NHI will be ‘gutted by graft’
SAME TRAP, NEW NAME: NEW ENTITY WILL BE PREYED ON AS OTHER SOES WERE, SAYS EXPERT
Public health policy guru says the NHI is not going to solve the problems in healthcare.
Concerns have been raised that the government’s plan to set up a National Health Insurance (NHI) scheme will result in another state-run monopoly that will be susceptible to corruption and mismanagement.
These fears were voiced by Alex van den Heever, an adjunct professor at the University of the Witwatersrand (Wits) School of Governance, who was one of the speakers at a panel discussion on the NHI at the SA Vision 2030 Summit in Ekurhuleni last week.

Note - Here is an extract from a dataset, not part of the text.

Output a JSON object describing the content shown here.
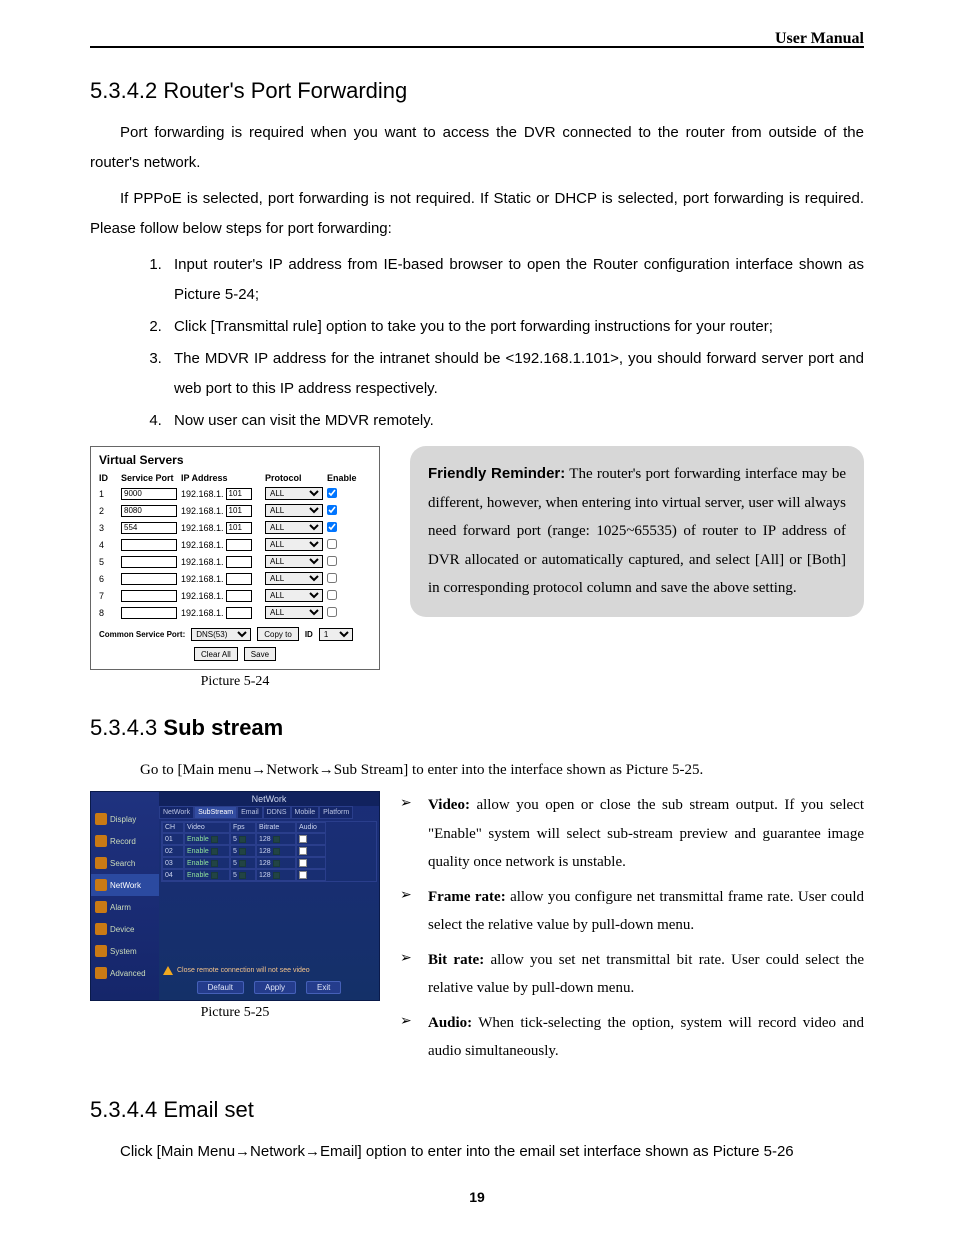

Van den Heever, who is chair of Social Security Systems Administration and Management Studies at the Wits school of governance, is a vocal critic of the NHI and has more than 25 years of experience in public healthcare policy and advocacy.
“Tenders and the existing framework in government healthcare have also been affected by a system of patronage, which is endemic in the current system,” he said. “A new government monopoly – in the form of the NHI – is not going to solve the problems in healthcare.
“Besides the huge costs associated with the NHI, I believe the plan will create another state-run monopoly that is destined to fail and become racked by corruption and state-capture issues the likes of Eskom, Transnet and other state-owned enterprises (SOEs) have faced in recent years,” he added.
He noted the NHI plan included mass purchase of healthcare drugs. “With the NHI, we will create a ‘monopoly purchaser’, which could open the system to grander scale corruption, like at Eskom.”
He said that while the SA healthcare system needed reform, improvements could be achieved “incrementally over time” with more accountability and policy regulation, rather than through “one big monopolistic state-run national plan”.
“There needs to be reform in the health department at national and provincial level as well as within the private healthcare sector, but we can’t have one big plan and wait for the NHI to sort things out.”
Responding to Van den Heever’s criticisms, Dr Nicholas Crisp, an advisor on the NHI to the department of health, said a major overhaul of the whole healthcare system was needed. “Some 45 million South Africans are not getting adequate healthcare and we are seeing more unhappiness around the country. We hope to help turn the tide with the NHI,” he noted.
Neither Crisp nor Van den Heever went into the exact costs associated with the NHI plan, but various reports have put the bill at between R70 and R256 billion.
RISKY. Creating a ‘monopoly purchaser’ of healthcare drugs could open the system to ‘grander scale corruption’, says Professor Alex van den Heever.